Tägliche Herausforderung: Mehr als 600 Arten ernähren

Die artgerechte Fütterung des wertvollen Tierbestandes im Zoo Leipzig gehört zur artgemäßen Haltung dazu. Der Zoo Leipzig verfügt über einen zentralen Futtertrakt, der entsprechend der Ernährungspläne die verschiedenen Tierarten in den Revieren versorgt. Das Futterteam kümmert sich sieben Tage die Woche um die Versorgung der hungrigen Mäuler und Schnäbel der uns anvertrauten Tiere.

Mehr als 600 Tierarten zu versorgen, bedeutet eine hohe Variabilität in der Versorgung und eine anspruchsvolle Vorrats- und Frischfutterlogistik. Einmal im Jahr erscheint die Panthera, der Jahresbericht des Zoo Leipzig, der auch den Verbrauch zentraler Futtermittel ausweist. So ist dokumentiert, dass im Jahr 2022 insgesamt 159.670 kg Wiesenheu, 49.770 kg Luzerneheu, 47.520 kg Stroh, 39.570 kg div. Pellets, 2.925 kg Getreideprodukte, 1.246 kg Mineral- und Wirkstoffgemische, 36.350 kg Vogelfutter, 311.150 kg Grünfutter, 32.760 Eier, 728 Toastbrote, 1.715 Liter Milch, 28.612 kg Fleisch, 20.245 kg Fisch, 39.500 kg Äpfel/Birnen, 30.160 kg Möhren, 8.750 kg Rüben, 179.000 kg diverses andere Obst und Gemüse und 5574 Bündel Eukalyptuslaub zur Fütterung des gesamten Tierbestandes benötigt wurden.

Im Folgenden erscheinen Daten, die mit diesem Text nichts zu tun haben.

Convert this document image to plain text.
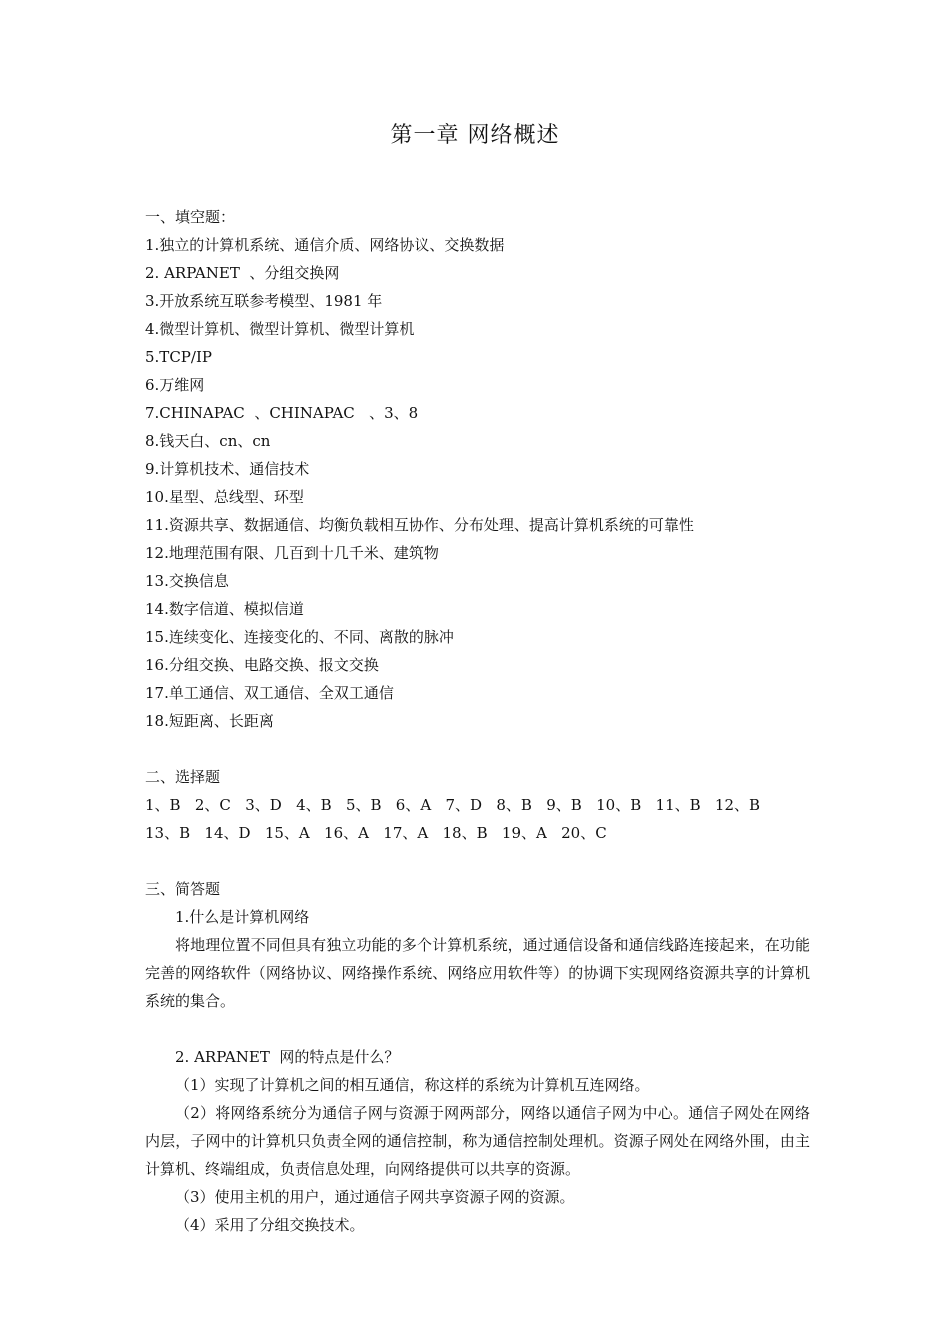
第一章 网络概述
一、填空题：
1.独立的计算机系统、通信介质、网络协议、交换数据
2. ARPANET  、分组交换网
3.开放系统互联参考模型、1981 年
4.微型计算机、微型计算机、微型计算机
5.TCP/IP
6.万维网
7.CHINAPAC  、CHINAPAC   、3、8
8.钱天白、cn、cn
9.计算机技术、通信技术
10.星型、总线型、环型
11.资源共享、数据通信、均衡负载相互协作、分布处理、提高计算机系统的可靠性
12.地理范围有限、几百到十几千米、建筑物
13.交换信息
14.数字信道、模拟信道
15.连续变化、连接变化的、不同、离散的脉冲
16.分组交换、电路交换、报文交换
17.单工通信、双工通信、全双工通信
18.短距离、长距离
二、选择题
1、B   2、C   3、D   4、B   5、B   6、A   7、D   8、B   9、B   10、B   11、B   12、B
13、B   14、D   15、A   16、A   17、A   18、B   19、A   20、C
三、简答题
1.什么是计算机网络
将地理位置不同但具有独立功能的多个计算机系统，通过通信设备和通信线路连接起来，在功能完善的网络软件（网络协议、网络操作系统、网络应用软件等）的协调下实现网络资源共享的计算机系统的集合。
2. ARPANET  网的特点是什么？
（1）实现了计算机之间的相互通信，称这样的系统为计算机互连网络。
（2）将网络系统分为通信子网与资源于网两部分，网络以通信子网为中心。通信子网处在网络内层，子网中的计算机只负责全网的通信控制，称为通信控制处理机。资源子网处在网络外围，由主计算机、终端组成，负责信息处理，向网络提供可以共享的资源。
（3）使用主机的用户，通过通信子网共享资源子网的资源。
（4）采用了分组交换技术。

Dass Tiger, Leoparden und Seelöwen keinen Salat fressen, ist allgemein bekannt. Aber wie viel Futter benötigt der Zoo Leipzig für seine Raubtiere und fleischfressenden Bewohner im Einzelnen? Auf ein ganzes Jahr gesehen kommen mehr als 28.000 kg Fleisch und mehr als 20.000 kg Fisch zum Einsatz: Der Bedarf an Rindfleisch mit Knochen liegt dabei bei etwa 20.000 kg. Dazu kommen etwa 30.000 Küken, Insekten und Kleinsäuger wie Mäuse, Ratten und Hamster, die zum großen Teil aus der zooeigenen Futtertierhaltung stammen. Manchmal werden auch Wild- und Nutztiere aus dem Zoobestand verfüttert. Dies ist v.a. dann der Fall, wenn es das Herdenmanagement nötig macht und keine andere tierschutzgerechte Lösung wie eine artgemäße Haltung gefunden werden konnte. Dies kann der Fall sein, wenn die Tiere den Eltern- oder Herdenverband verlassen müssen weil nur ein männlicher Artgenosse in der Herde sein kann oder es anderweitige soziale oder genetische Probleme im Bestand gibt. Wichtig dabei ist zu wissen, dass ausschließlich gesunde Tiere verfüttert werden dürfen. Krankheitsverdächtige Tiere werden zur Ursachenforschung weiter untersucht. In den vergangenen Jahren wurden durchschnittlich etwa fünf Wildtiere pro Jahr wie Antilopen, Hirsche, Schweine und Zebras verfüttert. Aus dem Haus- und Nutztierbereich wurden durchschnittlich zwei Ziegen und fünf Schafe verfüttert.

Die artgerechte Fütterung der uns anvertrauten Tiere ist ein Baustein der professionellen Pflege und Versorgung unseres Tierbestandes. Tierpfleger, Zoologen und Veterinäre kümmern sich gemeinsam mit Fachkenntnis und Herzblut um mehr als 3.000 Tiere – von der Biene bis zum Elefanten.